Case in point: my church previously worshipped in an urban setting. This particular area is on the cusp of one of the more dangerous neighborhoods of the city and so we were advised to excercise caution. Occasionally I was the first person to arrive at church early Sunday morning and, if I met anyone on the street as I approached our building, I immediately felt distrustful and apprehensive, especially if they did not smile or nod a greeting. While there is a case to be made for caution, my subconscious response ran deeper than that. I assumed they were “against” me. Why? I was not born with that instinct. However, I grew up with a fearful parent whose default response to a stranger was distrust. My apprehension was something I learned.

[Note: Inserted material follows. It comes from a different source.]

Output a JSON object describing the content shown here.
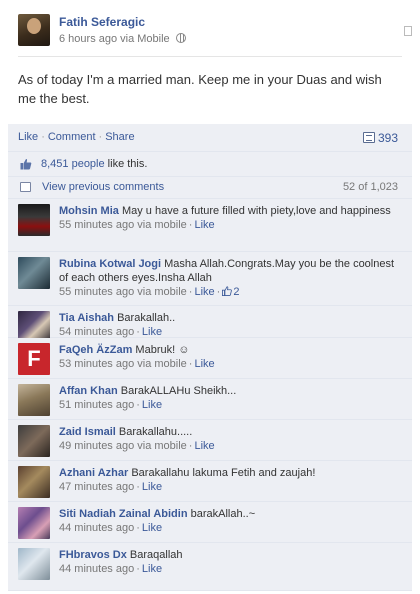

Jesus teaches a different posture. Jesus says that if someone isn’t against me, I should assume they are for me. That’s a big paradigm shift! As I have worked to un-learn what I was taught, I remind myself when encountering a stranger that I don’t need to lower my head and avoid eye contact, assuming they are “against” me. Rather, I choose to believe that they are for me (or at the very least neutral, which they most likely are!), greeting them with a smile and perhaps a kind word. In the process, I pray that they will know that I am “for” them, too…and in the process maybe our little corner of the world will become a gentler and more gracious place.
Do you subconsciously assume people are “for” or “against” you? What’s your natural instinct? Does it align with your behavior? Is it time for a paradigm shift?
Before I see someone as a problem, may I see him or her as a human being. –Prayer: Forty Days of Practice, by Justin McRoberts & Scott Erickson.